A small and merciful breeze cuts through the humidity for a second, ruffling Jeanie’s hair and the edge of her skirt as she takes this in.

“Does Jo know how you feel?”

“I think so. She must. But we don’t discuss it.” He clears his throat. “It makes me feel weak, admitting that I can’t just handle everything. And it’s extremely dangerous to say it out loud, considering my job and the implications it would have if I cracked under pressure.”

There is a pleading look in his eyes, a look that’s begging Jeanie to understand that she needs to keep this to herself, and for a moment she remembers the way Vance was ready to prey on Bill’s weakness. She swallows, but doesn’t look away from him.

“I understand,” she says softly. “I get it.”

The water before them ripples and glitters with the light of the waning sun. Jeanie and Bill hold one another’s gaze. It feels like they’re standing on the edge of something—a precipice of sorts—and Jeanie doesn’t want to fall in. But Bill’s eyes…they’re so blue. And so questioning.

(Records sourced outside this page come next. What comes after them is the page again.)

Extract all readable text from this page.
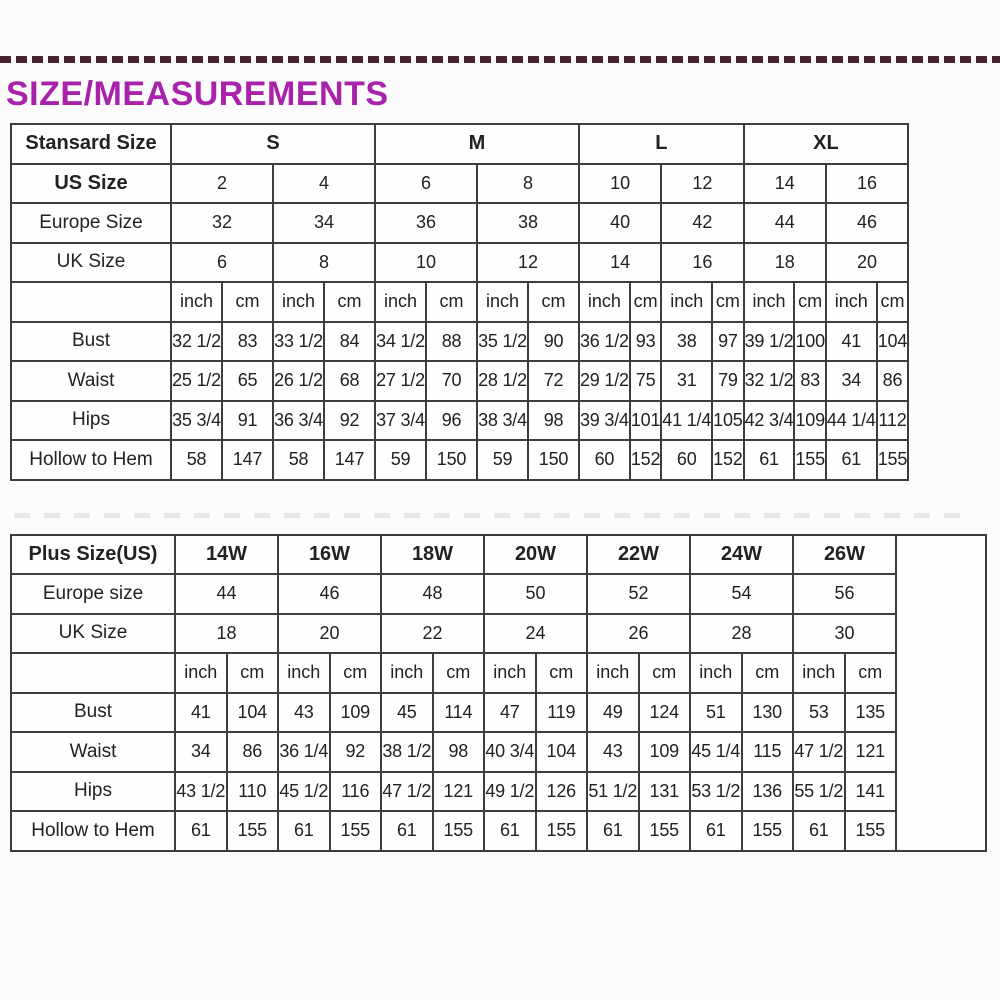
SIZE/MEASUREMENTS
Stansard Size	S				M				L				XL			
US Size	2		4		6		8		10		12		14		16	
Europe Size	32		34		36		38		40		42		44		46	
UK Size	6		8		10		12		14		16		18		20	
	inch	cm	inch	cm	inch	cm	inch	cm	inch	cm	inch	cm	inch	cm	inch	cm
Bust	32 1/2	83	33 1/2	84	34 1/2	88	35 1/2	90	36 1/2	93	38	97	39 1/2	100	41	104
Waist	25 1/2	65	26 1/2	68	27 1/2	70	28 1/2	72	29 1/2	75	31	79	32 1/2	83	34	86
Hips	35 3/4	91	36 3/4	92	37 3/4	96	38 3/4	98	39 3/4	101	41 1/4	105	42 3/4	109	44 1/4	112
Hollow to Hem	58	147	58	147	59	150	59	150	60	152	60	152	61	155	61	155
Plus Size(US)	14W		16W		18W		20W		22W		24W		26W		
Europe size	44		46		48		50		52		54		56		
UK Size	18		20		22		24		26		28		30		
	inch	cm	inch	cm	inch	cm	inch	cm	inch	cm	inch	cm	inch	cm	
Bust	41	104	43	109	45	114	47	119	49	124	51	130	53	135	
Waist	34	86	36 1/4	92	38 1/2	98	40 3/4	104	43	109	45 1/4	115	47 1/2	121	
Hips	43 1/2	110	45 1/2	116	47 1/2	121	49 1/2	126	51 1/2	131	53 1/2	136	55 1/2	141	
Hollow to Hem	61	155	61	155	61	155	61	155	61	155	61	155	61	155	
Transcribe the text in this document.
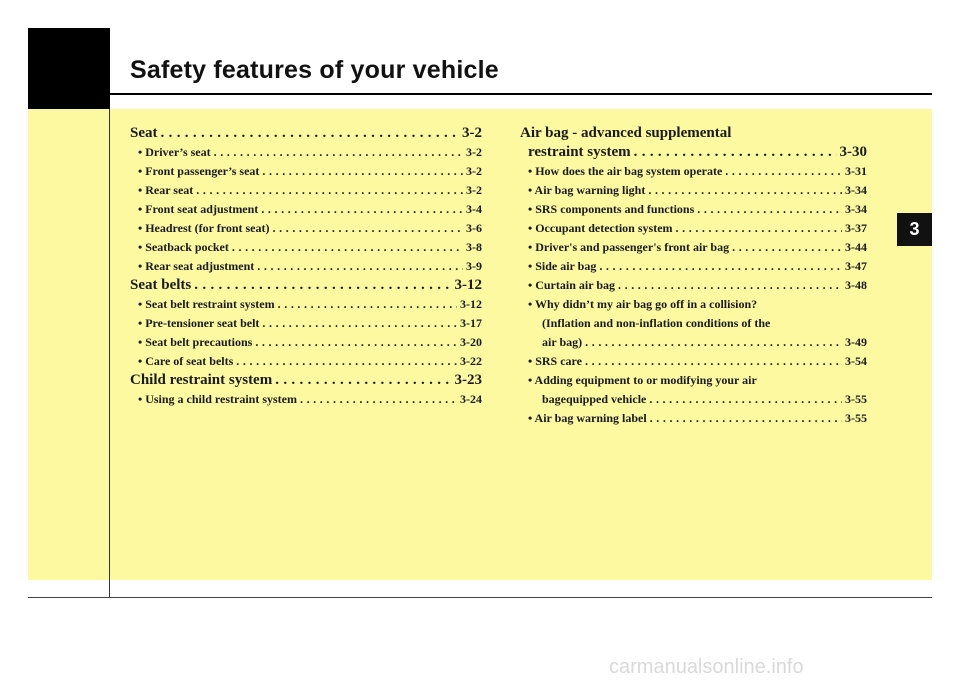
Safety features of your vehicle
3
Seat . . .	3-2
• Driver’s seat . . .	3-2
• Front passenger’s seat . . .	3-2
• Rear seat . . .	3-2
• Front seat adjustment . . .	3-4
• Headrest (for front seat) . . .	3-6
• Seatback pocket . . .	3-8
• Rear seat adjustment . . .	3-9
Seat belts . . .	3-12
• Seat belt restraint system . . .	3-12
• Pre-tensioner seat belt . . .	3-17
• Seat belt precautions . . .	3-20
• Care of seat belts . . .	3-22
Child restraint system . . .	3-23
• Using a child restraint system . . .	3-24
Air bag - advanced supplemental
restraint system . . .	3-30
• How does the air bag system operate . . .	3-31
• Air bag warning light . . .	3-34
• SRS components and functions . . .	3-34
• Occupant detection system . . .	3-37
• Driver's and passenger's front air bag . . .	3-44
• Side air bag . . .	3-47
• Curtain air bag . . .	3-48
• Why didn’t my air bag go off in a collision?
(Inflation and non-inflation conditions of the
air bag) . . .	3-49
• SRS care . . .	3-54
• Adding equipment to or modifying your air
bagequipped vehicle . . .	3-55
• Air bag warning label . . .	3-55
carmanualsonline.info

He looks like a man who wants to be understood, to be heard, to be loved. Just like she’d wanted to wrap an arm around his shoulders, she desperately wants to reach up and put her hand to his cheek, brushing her fingers against the stubble he’s grown by the end of the work day. It takes all her willpower not to.

“Hey!” comes a loud, cheery voice from the parking lot. “Jeanie! Bill!”

They spin around in unison looking as guilty as two kids caught stealing fresh cookies straight out of the oven.